A direct algorithm can solve the problem by modifying greedy. Begin with zero flow and repeatedly pick any path, increasing the flow by the maximum amount possible and canceling out existing flow when they travel in opposing directions. Each iteration is \(O(E)\). By the Ford-Fulkerson algorithm with random paths, there are at most \(f_{\max}\) iterations, so the runtime is \(O(E \cdot f_{\max})\). By the Edmunds-Korp algorithm based on BFS, there are at most \(O(V\cdot E)\) iterations and the overall runtime is \(O(V \cdot E^2)\).

The direct algorithm is correct by the Max-Flow Min-Cut Theorem. \(\max f = \min_{\text{cut}(L, R)} \text{capacity}(L, R)\) To see this, suppose there is some max flow \(F^*\). Notice that since it is optimal, there is no path \((s, t)\) in \(F^*\). Let \(L\) be every vertex reachable from \(s\) and \(R\) constitute the rest. The capacity of the cut must be \(f*\), since otherwise there would be another path from \(s\) to \(R\), which by construction is impossible.

#### Duality

In a primal LP problem, we have \(I\) inequalities and \(E\) equalities over \(n\) variables with \(N\) constrained to be non-negative. The **dual** has \(m = I + E\) variables with only \(I\) non-negative constraints.

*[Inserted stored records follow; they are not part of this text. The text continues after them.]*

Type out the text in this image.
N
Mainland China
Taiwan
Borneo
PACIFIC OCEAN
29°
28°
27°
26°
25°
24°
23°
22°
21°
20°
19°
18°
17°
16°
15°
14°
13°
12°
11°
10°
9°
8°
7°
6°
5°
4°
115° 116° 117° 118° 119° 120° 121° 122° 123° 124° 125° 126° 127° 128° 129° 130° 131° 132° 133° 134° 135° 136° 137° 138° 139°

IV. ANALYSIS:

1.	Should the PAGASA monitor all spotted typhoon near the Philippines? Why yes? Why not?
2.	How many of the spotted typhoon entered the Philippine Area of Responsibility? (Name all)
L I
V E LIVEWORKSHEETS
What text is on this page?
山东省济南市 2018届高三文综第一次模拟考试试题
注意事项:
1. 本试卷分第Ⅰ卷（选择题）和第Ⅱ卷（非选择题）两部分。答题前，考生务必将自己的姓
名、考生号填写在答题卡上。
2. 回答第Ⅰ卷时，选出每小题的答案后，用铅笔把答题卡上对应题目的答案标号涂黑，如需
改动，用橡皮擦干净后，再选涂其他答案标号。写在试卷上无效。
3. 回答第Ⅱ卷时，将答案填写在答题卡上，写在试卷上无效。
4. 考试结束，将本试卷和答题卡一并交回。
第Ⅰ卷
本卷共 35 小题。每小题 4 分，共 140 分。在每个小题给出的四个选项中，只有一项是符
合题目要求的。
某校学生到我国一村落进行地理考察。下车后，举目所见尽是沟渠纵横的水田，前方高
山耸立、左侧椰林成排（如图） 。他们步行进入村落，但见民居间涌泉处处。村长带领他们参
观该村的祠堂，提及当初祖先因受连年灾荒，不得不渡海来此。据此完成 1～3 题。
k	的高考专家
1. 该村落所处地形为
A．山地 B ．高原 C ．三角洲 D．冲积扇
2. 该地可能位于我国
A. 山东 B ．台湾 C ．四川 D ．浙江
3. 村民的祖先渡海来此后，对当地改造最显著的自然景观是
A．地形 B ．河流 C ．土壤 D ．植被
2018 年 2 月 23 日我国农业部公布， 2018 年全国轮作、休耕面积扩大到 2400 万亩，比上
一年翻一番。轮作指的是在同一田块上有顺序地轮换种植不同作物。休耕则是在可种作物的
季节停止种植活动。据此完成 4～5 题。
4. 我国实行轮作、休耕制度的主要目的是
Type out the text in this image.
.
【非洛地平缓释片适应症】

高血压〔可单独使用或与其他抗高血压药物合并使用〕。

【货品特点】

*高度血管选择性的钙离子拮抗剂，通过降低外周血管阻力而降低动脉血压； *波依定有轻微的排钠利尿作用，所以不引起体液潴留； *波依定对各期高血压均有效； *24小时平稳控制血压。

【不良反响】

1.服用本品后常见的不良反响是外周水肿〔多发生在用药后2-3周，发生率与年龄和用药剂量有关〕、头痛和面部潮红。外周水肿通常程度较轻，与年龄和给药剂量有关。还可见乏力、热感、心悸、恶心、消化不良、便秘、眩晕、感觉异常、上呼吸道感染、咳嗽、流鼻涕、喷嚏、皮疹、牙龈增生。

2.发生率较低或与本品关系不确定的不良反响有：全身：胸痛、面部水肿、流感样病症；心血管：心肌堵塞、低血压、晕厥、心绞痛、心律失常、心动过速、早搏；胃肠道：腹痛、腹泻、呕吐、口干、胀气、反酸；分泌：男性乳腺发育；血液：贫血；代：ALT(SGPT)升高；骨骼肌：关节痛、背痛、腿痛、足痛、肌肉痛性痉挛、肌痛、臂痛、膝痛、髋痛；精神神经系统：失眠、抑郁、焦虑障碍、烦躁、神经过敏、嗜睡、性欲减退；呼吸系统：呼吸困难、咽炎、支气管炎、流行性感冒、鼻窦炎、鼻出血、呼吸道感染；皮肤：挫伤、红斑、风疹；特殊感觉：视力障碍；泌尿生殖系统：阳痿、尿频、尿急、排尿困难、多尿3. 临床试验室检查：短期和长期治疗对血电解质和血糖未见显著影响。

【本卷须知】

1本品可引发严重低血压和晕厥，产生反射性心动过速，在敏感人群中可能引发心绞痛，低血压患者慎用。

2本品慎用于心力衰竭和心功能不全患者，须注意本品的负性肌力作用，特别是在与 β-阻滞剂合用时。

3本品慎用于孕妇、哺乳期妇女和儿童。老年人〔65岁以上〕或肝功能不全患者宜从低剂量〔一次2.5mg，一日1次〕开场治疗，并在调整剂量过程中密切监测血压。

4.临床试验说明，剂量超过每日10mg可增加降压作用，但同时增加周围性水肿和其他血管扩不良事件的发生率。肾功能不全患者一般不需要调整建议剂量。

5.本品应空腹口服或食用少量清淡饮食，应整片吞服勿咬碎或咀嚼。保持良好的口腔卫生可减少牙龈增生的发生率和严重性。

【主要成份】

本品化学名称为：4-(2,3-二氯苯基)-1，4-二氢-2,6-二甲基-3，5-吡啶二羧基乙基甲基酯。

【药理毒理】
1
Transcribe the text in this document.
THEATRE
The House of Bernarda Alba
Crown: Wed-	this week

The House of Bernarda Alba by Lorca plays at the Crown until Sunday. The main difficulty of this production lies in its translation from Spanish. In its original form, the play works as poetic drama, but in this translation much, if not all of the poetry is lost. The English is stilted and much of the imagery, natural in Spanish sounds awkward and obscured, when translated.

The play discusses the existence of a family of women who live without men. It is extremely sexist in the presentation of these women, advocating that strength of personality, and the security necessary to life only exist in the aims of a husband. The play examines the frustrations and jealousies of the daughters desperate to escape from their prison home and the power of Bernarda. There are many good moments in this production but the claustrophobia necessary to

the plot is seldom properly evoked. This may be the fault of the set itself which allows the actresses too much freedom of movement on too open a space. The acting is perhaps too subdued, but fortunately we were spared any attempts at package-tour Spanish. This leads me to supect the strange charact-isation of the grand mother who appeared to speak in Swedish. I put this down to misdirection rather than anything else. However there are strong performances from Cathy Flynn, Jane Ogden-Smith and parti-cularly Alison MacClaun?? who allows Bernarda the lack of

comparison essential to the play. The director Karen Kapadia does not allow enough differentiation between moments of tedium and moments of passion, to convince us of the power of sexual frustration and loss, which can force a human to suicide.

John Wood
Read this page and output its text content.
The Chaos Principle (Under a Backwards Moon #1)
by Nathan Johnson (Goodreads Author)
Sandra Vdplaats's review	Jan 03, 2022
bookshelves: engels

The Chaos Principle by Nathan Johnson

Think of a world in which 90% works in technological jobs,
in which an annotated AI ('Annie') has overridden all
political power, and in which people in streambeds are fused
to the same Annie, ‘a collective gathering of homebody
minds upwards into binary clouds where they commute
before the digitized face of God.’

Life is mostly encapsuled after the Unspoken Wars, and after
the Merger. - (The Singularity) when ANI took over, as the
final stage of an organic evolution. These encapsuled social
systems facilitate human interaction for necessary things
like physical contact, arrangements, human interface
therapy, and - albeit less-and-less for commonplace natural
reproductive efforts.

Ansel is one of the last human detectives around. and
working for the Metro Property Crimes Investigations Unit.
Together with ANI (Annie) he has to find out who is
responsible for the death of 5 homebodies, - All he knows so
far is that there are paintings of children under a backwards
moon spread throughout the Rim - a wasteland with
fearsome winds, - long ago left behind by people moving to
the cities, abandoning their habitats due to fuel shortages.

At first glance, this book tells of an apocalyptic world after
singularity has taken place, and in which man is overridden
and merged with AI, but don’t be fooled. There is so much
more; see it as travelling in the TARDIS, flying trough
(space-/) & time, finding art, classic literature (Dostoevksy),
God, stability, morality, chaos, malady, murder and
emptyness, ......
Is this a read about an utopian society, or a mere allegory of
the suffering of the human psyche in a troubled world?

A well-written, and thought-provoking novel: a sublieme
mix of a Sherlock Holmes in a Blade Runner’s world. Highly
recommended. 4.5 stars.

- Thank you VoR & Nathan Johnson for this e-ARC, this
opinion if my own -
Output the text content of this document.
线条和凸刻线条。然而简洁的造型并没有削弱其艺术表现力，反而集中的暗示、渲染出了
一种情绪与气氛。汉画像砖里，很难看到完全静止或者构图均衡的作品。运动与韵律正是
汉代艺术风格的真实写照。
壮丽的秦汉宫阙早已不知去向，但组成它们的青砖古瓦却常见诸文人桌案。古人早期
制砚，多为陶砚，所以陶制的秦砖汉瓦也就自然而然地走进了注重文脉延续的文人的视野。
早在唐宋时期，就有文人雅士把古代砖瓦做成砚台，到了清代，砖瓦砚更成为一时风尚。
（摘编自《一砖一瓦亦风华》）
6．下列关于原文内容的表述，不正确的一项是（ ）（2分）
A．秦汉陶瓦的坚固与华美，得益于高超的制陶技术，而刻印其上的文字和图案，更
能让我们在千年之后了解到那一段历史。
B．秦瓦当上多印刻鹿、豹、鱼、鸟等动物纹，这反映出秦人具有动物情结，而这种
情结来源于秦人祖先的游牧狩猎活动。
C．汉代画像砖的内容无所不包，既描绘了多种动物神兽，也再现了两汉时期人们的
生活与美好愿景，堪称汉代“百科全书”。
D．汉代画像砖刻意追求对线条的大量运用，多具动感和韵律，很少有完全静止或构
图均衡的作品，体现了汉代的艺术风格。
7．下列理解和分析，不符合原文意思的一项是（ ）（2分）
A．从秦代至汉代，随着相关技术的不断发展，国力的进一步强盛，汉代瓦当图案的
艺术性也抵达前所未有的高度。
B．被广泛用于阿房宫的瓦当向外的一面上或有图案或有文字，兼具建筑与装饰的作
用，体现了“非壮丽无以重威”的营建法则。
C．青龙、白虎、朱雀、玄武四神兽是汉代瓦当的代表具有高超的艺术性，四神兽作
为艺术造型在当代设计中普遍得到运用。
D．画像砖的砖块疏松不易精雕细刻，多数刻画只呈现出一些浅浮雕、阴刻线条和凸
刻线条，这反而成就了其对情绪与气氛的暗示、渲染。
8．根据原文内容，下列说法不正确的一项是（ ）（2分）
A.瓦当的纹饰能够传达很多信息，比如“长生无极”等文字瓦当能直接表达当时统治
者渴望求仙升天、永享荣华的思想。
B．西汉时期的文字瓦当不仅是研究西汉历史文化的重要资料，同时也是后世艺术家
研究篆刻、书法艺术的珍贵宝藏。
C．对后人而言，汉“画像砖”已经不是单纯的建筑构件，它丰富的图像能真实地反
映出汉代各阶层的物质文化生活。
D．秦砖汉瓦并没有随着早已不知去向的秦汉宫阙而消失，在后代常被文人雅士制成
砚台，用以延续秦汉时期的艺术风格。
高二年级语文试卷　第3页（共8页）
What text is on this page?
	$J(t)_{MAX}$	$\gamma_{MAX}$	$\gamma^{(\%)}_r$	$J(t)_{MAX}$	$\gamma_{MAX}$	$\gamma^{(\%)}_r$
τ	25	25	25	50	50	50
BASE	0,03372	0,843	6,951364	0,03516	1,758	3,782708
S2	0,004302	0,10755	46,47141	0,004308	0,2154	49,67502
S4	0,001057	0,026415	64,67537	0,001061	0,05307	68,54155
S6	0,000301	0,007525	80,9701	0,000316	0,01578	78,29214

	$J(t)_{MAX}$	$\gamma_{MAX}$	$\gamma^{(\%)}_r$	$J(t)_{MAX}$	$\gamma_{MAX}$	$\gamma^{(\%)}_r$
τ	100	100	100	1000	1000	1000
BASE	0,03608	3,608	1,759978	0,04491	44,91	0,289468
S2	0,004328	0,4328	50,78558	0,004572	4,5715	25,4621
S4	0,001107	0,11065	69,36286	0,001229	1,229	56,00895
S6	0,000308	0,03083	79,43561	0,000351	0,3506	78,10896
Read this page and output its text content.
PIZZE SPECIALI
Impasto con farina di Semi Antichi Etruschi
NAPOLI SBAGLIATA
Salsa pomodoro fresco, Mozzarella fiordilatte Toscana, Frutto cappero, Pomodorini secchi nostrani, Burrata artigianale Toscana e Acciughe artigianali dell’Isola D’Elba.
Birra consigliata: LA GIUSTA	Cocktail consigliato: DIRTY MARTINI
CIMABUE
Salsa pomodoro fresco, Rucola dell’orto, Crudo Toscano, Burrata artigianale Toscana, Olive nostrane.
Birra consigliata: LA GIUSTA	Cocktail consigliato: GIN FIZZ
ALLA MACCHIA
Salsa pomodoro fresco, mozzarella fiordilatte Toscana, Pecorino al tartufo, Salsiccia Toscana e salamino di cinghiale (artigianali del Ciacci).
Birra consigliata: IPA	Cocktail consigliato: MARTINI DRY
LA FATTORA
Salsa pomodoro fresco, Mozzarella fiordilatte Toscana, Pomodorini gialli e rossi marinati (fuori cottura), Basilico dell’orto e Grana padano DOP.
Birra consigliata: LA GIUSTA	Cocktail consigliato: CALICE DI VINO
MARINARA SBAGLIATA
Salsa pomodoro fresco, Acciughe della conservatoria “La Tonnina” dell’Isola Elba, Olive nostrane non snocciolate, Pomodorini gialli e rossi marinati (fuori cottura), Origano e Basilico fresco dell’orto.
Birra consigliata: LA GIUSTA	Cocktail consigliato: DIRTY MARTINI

The primal LP takes the generic form:
\(\max c_1x_1 + ... + c_nx_n\\
a_{i1}x_1 + ... + a_{in}x_n \leq b_i \text{ for } i\in I\\
a_{i1}x_1 + ... + a_{in}x_n = b_i \text{ for } i\in E\\
x_j \geq 0 \text{ for } j \in N\)
While the dual LP takes the form:
\(\min b_1y_1 + ... + b_ny_m\\
b_{j1}y_1 + ... + b_{jm}y_m \geq c_j \text{ for } j\in N\\
b_{j1}y_1 + ... + b_{jm}y_m = c_j \text{ for } j\not\in N\\
y_i \geq 0 \text{ for } i \in I\)
**Weak duality** states that the solution to the primal LP problem is always less than or equal to the solution to the dual LP problem. **Strong duality** states that the solutions are equal.

To get the intuition for why this works, consider the shortest path problems between two nodes \(S\) and \(T\) in a graph. Suppose we built a physical model where physical nodes are connected via loose strings. Clearly, we can find the shortest distance by pulling \(S\) and \(T\) away from one another, turning a minimization problem into a maximization problem.